Iranian Taxi Etiquette: 10 lessons learned in Tehran – Part One

You will take taxis in Tehran. That’s a fact. I learned some lessons so that you don’t have to. This article will ruin the fun of finding things out on your own the ‘hard’ way.

Lesson 1 – Don’t slam the doors and expect to get away with it!

My friend Iman, a gregarious Tehrani, enters ahead of me. He lands on the middle seat next to a dazzling beauty with hair like a beehive underneath her hijab. I catapult in and slam the door behind me. The car’s frame reverberates. Outside, the first smatterings of rain hit the windscreen but I find my gaze being drawn upwards until it meets the driver’s in the rearview mirror. His stare holds mine as he speaks. Iman translates. ‘He welcomes a very strong man to his car. It’s not everyday that he has the pleasure of meeting someone with such impressive upper-body strength’. It’s my first taste of Persian sarcasm.
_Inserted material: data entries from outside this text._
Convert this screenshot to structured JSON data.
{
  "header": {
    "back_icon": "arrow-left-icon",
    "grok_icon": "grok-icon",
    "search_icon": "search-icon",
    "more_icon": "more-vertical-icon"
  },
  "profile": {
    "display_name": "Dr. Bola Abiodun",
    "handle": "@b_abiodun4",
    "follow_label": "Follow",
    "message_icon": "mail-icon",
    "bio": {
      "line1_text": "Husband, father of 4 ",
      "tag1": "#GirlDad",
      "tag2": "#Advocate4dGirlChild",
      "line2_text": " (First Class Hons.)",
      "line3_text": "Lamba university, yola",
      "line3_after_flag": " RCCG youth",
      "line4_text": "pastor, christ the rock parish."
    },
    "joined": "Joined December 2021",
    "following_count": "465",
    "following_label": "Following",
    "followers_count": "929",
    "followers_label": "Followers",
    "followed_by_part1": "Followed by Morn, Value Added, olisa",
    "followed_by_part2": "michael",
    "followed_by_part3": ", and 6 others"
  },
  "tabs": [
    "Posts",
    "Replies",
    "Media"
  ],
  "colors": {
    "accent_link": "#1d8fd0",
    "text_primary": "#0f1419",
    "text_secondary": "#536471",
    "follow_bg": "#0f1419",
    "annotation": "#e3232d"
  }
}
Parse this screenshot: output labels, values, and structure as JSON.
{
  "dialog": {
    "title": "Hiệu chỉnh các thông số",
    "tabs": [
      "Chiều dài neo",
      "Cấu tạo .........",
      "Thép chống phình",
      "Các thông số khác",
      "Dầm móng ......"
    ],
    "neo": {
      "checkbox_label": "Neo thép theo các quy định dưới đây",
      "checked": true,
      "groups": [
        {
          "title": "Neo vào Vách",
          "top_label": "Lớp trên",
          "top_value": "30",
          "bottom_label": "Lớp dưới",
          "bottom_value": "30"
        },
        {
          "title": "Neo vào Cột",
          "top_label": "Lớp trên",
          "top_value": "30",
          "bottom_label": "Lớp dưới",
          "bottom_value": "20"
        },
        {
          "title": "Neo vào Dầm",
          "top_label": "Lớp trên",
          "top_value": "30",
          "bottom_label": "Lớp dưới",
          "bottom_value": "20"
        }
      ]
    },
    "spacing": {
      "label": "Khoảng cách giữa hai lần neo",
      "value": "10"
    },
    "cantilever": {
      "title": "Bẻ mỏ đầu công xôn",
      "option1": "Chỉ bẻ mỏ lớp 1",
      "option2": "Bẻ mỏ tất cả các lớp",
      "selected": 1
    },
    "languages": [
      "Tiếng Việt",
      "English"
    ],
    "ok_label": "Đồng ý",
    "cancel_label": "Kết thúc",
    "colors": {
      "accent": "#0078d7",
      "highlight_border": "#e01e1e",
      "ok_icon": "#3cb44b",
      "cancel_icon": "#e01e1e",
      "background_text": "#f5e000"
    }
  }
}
The taxi drivers of Tehran’s Paykan fleet – rusty, trusty automotive relics from the era of the last Shah of Iran – are highly protective of their vehicles. These great hulks of steel lived through the Islamic revolution, the Iran-Iraq war, and the last forty years of wear and tear. You’d be protective too if you relied upon a leaded petrol guzzling antique to keep food on your family’s table.

After he’s said his piece, Iman apologises on my behalf and explains that I’m from the UK. ‘Inglestan?’ An enormous smile spreads across his face, an arm is thrown off the steering wheel and into the air with enthusiastic welcome after enthusiastic welcome shouted. Iman turns to me. ‘He says you are most welcome in Iran and he offers to do anything he can to make your visit more comfortable. He now understands why you closed the door so aggressively. He says he has heard stories of the wonderful taxis you have in London – surely they are able to take that kind of abuse. Please forgive his poor quality car. It is very old and falling apart. He would very much like one of those new Peugeots’. ‘I like old cars very much’, I say.

He drops us at Vanak Square in the north of Tehran. We try five times to press money for the thirty-five kilometre journey into his hands but he refuses each time – going above and beyond the number of attempts required in Iran to give someone a chance to back out without losing face. ‘You are our guest!’ he shouts from the window as he rejoins the flow of cars.

The next day, I close the door of a shared taxi so pathetically out of fear of rebuke, that it causes the taxi driver to comment that I’m surely a feeble-bodied Turk from the city of Tabriz in Iran’s North-West. It seems that there’s a fine line.

When you go to Tehran, try to nail that elusive medium. The textbook closure of a Paykan taxi door.